Sunday, May 19, 2013

Instagram Diary Spring 2013: new york is not a city, it's a world.

Another semester gone, it started like this: cold, dark, and silent; the air burned my cheeks and chapped my lips the day I got back to the city, the long and lonely wait for the yellow taxi cab in the - 7º C winter reminded me once more that I was in fact, alone again in this navel of the world. It is a familiar feeling, one that I've grown to find both comforting and unbearable at the same time. Every time, when my feet hit the ground, and I walk through aisles with posters that welcome you to this human city, and my ears start hearing and translating different languages, I know then that I must be an adult again. It is bittersweet to be back, but I smile and breathe her in: hello again, New York.

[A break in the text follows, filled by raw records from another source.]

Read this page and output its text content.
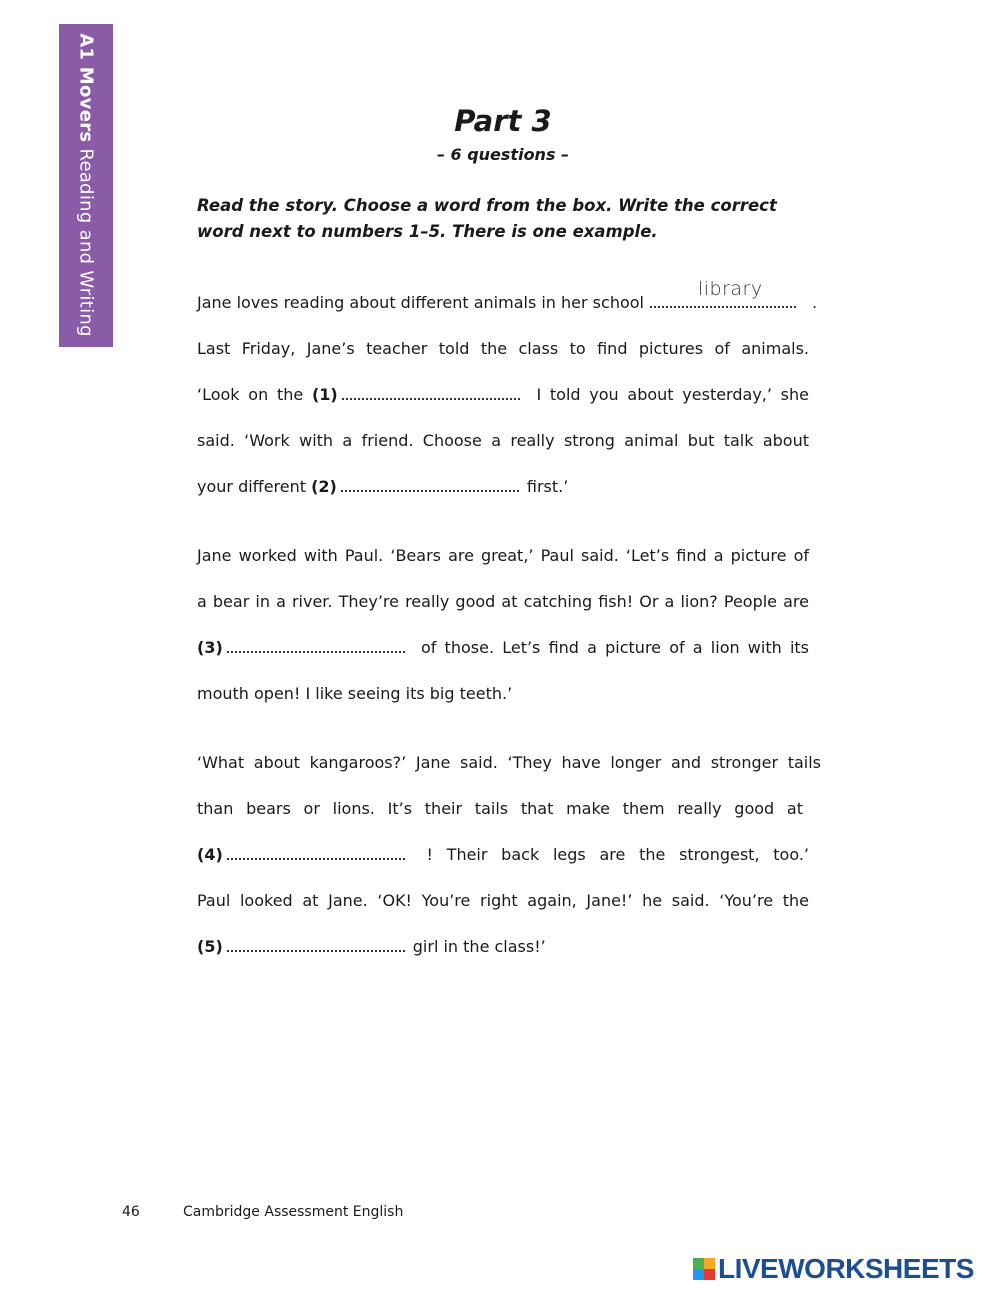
A1 Movers Reading and Writing
Part 3
– 6 questions –
Read the story. Choose a word from the box. Write the correct word next to numbers 1–5. There is one example.
Jane loves reading about different animals in her school
library
.
Last Friday, Jane’s teacher told the class to find pictures of animals.
‘Look on the (1)	I told you about yesterday,’ she
said. ‘Work with a friend. Choose a really strong animal but talk about
your different (2)	first.’
Jane worked with Paul. ‘Bears are great,’ Paul said. ‘Let’s find a picture of
a bear in a river. They’re really good at catching fish! Or a lion? People are
(3)	of those. Let’s find a picture of a lion with its
mouth open! I like seeing its big teeth.’
‘What about kangaroos?’ Jane said. ‘They have longer and stronger tails
than bears or lions. It’s their tails that make them really good at
(4)	! Their back legs are the strongest, too.’
Paul looked at Jane. ‘OK! You’re right again, Jane!’ he said. ‘You’re the
(5)	girl in the class!’
46	Cambridge Assessment English
LIVEWORKSHEETS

Because that is New York, New York when you are happy, New York when you're sad, New York when the lights at the venue illuminate your favorite band, New York when you kiss that stranger at the bar, New York when the young man with the speakers starts to spin in the dirty subway floor, New York when that boy from the clichéd coffee shop (I don't even like coffee) smirks beautifully at you, New York holding your hand when you walk into that very important interview, New York when you sit in the subway and think about the immortality of the crab, and New York the main University of Life. She truly is that best friend you love to fight.

Every time I come and go I leave with a new lesson about myself, but this time I learned from others, this time I memorized from front to back New York, a novel, by various authors.


I am quiet the reserved person. People often think I am stuck up, too shy, prudish, a nice nelly. For some reason, I allowed those comments to really bother me, but I don't regret it because I have become so much more care-free now. I needed it, and though I'm still little old goody-girl me, I have allowed myself to be a kid and do some irresponsible things here and there. I sometimes feel like I missed that part of my teenage years, but that is the awesome thing about New York. In this city you can be 40 and still be a kid, except for those times you actually need to focus on your job. I saw this on my friends, those who surround me that never cease to amaze me. Back home I had so many lovely people taking care of me and sharing moments with me, but when I came to New York I had to take care of myself, and it is as if I met a new kind of people for the new me, the kind of people who do things they believe in, passionate, who follow their dreams, people more like me. I was ready for them, and I have learned so much from them. I had finally found people who did not degrade my dreams, they are never "if's" for them, they are facts. And if you are wondering what my dreams are, well they tend to be kind of big and crazy, but as of now they are basically to be happy and content with life. So many people ask me what I want to be, but to be honest I have no idea. I think I know I want to be a filmmaker, but then again, I wanted to be a journalist not long ago, I'll probably want to be a musician next month.


My relationship with New York is kind of a love-hate one to be completely honest, but it never ceases to amaze me on those first precious days of warmth and sun. Everything is allowed. Short shorts, sandals, and sun dresses. Bare skin, ice cream and big smiles. "It's 25º C (80ºF) outside? You are leaving work early today? Please do, it's too nice outside for you to be here."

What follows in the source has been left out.